Он вспомнил сутулого бородача, схватившегося с криком за лицо. Вряд ли тот умеет извлекать кубические корни и вычислять объем усеченного конуса. Но вырастут малыши, подобные Мухаммаду, ковырявшему в носу, и тому мальчику… где же он видел его?.. и расскажут своим детям про упрямого тряпичного осла… И кто тогда вспомнит о нем — повелителе философов Востока и Запада? Кто? Какой-нибудь осел-математик да мудрец, выживший из ума.
Он выпил вино. Пусть болят глаза и ломит затылок. Это будет утром, а сейчас новая рубаи щекочет ему язык. Не вставая с суфы, он потянулся к столику, но упал и больно стукнулся лбом об пол.
— Лучше бы я сам слез, не дожидаясь, пока сатана лягнет меня копытом, — проворчал Хайям, приложив к ушибу монету. — Хвала аллаху, что я еще не проломил себе нос.
Он взял чернильницу, подвинул серебряную подставку с каламами. Их было много, различных по длине, толщине и форме. Он выбрал длинное перо шамси, сделанное из египетского камыша.
Слабый ветер вспугивал желтое пламя светильника, в соседней комнате шуршала мышь, тихо скрипело перо. Хотя Хайям был немолод, почерк его оставался гладким, ровным и красивым. Беззвучно шевеля липкими от вина губами, он писал:
Мы — куклы, а небо — кукольник.Это действительность, а не аллегория.Мы поиграем на ковре бытияИ снова попадем в сундук небытия один за другим.
Тихо скрипело камышовое перо, дрожало коптившее пламя…
4. НЕ ПРОКЛИНАЙТЕ ЭТОТ МИР
В большой светлой комнате на глиняном полу сидели, поджав ноги, двенадцать мальчиков, а на ковре — учитель Хайям, в синем халате и белой чалме. От пряного весеннего тепла хотелось спать; голова медленно клонилась на грудь, и тогда дети смеялись, корчили рожи, украдкой грызли орехи. Им не терпелось скорее выбежать на улицу, где ласково сияло солнце, журчали арыки, цвели розы и барбарис.
В узкое окошко влетел черный индийский скворец и, пронзительно вереща, стремительными ломаными линиями прочертил комнату. Хайям испуганно вскинул голову, разбуженный криком птицы и смехом детей. Он увидел черного скворца — в солнечных лучах грудка его вспыхивала быстрым фиолетовым огнем; скворец опустился на ковер рядом с пиалой и, кивая головкой, быстро пил чай.

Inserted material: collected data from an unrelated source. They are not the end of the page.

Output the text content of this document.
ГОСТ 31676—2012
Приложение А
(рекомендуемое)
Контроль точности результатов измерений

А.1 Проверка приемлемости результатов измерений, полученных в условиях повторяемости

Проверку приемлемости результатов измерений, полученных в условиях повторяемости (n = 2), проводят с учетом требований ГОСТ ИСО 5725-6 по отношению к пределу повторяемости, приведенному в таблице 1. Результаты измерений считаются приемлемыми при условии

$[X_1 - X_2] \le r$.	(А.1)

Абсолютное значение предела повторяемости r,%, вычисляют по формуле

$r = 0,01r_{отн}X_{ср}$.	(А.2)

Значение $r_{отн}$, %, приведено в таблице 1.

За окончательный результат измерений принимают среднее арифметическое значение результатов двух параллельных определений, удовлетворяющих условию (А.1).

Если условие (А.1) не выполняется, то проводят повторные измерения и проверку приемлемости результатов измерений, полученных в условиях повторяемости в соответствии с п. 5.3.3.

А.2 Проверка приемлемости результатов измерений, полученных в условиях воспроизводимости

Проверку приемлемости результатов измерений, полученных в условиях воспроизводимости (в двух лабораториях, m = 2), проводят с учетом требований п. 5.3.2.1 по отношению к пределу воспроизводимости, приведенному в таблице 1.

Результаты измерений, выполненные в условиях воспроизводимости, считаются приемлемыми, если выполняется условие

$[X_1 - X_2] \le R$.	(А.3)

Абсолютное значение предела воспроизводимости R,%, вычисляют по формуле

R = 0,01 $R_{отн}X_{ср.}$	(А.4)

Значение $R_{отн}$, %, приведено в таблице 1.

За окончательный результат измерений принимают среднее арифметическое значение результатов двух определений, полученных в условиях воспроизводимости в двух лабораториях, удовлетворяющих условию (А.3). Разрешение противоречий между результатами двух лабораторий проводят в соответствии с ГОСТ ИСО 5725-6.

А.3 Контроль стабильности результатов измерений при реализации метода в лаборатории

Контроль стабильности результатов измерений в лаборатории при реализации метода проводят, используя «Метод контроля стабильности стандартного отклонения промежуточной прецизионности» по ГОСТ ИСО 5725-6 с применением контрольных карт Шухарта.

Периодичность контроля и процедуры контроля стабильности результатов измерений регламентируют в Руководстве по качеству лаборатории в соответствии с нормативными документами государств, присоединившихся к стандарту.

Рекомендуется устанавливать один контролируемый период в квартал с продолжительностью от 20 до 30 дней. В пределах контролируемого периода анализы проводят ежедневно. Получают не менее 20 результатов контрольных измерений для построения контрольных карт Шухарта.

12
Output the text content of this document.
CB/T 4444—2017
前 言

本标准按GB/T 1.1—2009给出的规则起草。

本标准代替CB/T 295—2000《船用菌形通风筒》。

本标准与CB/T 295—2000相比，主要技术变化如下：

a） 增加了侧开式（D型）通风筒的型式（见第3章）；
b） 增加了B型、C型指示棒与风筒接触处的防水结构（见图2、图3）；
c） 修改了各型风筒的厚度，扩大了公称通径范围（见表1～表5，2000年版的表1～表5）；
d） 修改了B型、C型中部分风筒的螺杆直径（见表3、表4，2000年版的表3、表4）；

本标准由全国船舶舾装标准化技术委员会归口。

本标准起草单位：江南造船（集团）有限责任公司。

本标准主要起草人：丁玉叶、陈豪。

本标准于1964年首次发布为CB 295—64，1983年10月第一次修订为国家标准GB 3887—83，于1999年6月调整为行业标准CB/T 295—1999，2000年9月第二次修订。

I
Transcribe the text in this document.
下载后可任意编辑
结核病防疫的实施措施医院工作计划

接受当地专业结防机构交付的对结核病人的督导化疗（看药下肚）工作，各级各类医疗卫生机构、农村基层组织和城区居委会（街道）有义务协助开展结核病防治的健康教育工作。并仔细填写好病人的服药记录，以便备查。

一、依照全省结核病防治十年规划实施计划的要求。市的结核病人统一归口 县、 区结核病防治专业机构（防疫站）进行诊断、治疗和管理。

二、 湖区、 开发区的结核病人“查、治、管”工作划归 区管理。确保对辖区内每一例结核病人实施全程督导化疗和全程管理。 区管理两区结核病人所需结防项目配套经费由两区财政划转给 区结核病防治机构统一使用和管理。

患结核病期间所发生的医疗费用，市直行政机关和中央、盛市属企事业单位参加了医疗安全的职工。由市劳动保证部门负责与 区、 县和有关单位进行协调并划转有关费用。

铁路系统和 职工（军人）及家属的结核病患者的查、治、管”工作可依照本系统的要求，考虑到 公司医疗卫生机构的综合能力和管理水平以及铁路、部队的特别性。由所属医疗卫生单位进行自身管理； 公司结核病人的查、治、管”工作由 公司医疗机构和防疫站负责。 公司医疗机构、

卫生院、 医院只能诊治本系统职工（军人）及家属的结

— Рустам, — сказал учитель толстому мальчику в расшитой золотом тюбетейке, — откинь ковер у входа, пусть птица вылетит на волю. Немудрено, что она заблудилась. Вот вы так беспечно смеетесь над ней, а разве сами не сбились с пути? Лучше бы вам стать погонщиками ишаков, чем зря переводить чернила!
Скворец радостно свистнул и вылетел на улицу. Дети сидели смирно, боясь пошевелиться.
— Не помню, задал ли я вам упражнения на завтра? Подскажи мне, Али.
Сын хозяина ковровой мастерской встал и поклонился.
— Да, учитель. Мы записали два задания: выучить суру «Муравьи» и решить задачу с торговцем шелком.
— Легкие задачи я вам задал, дети, а трудную не хочется придумывать в такую жару.
Ковровая занавеска откинулась, — низко согнувшись, вошел статный чернобородый мужчина, ведя за руку испуганного мальчика, утирающего слезы.
— О господин, прости, что помешал твоему богоугодному делу. Я переписчик Керим ибн Маджид, в прошлом году я со всем прилежанием переписал твой труд «Ноуруз-наме». А это мой приемыш Аффан, которому я вместо отца.
Дети, зажав рты, прыснули от смеха. Зашептали, кося глазами: «Аффан! Тухлый!» Учитель посмотрел на них, и сорванцы сразу присмирели.
— Что ж, человек не всегда сам выбирает свое имя, а ты сделал доброе дело. И у пророка был приемный сын — Зейд.
— Да, господин, злые люди так его назвали. Позволь мальчику расти в тени твоей мудрости.
— Он умеет писать?
— Еще с прошлой осени, господин, и почерк его уже приятен глазу.
— И у тебя есть деньги, чтобы заплатить за обучение? Хотя зачем я спрашиваю? Переводчикам отваливают столько золота, сколько весит книга; переписчикам платят серебром; а самим пишущим достаются удары по пяткам. Поэтому с тебя я возьму дороже.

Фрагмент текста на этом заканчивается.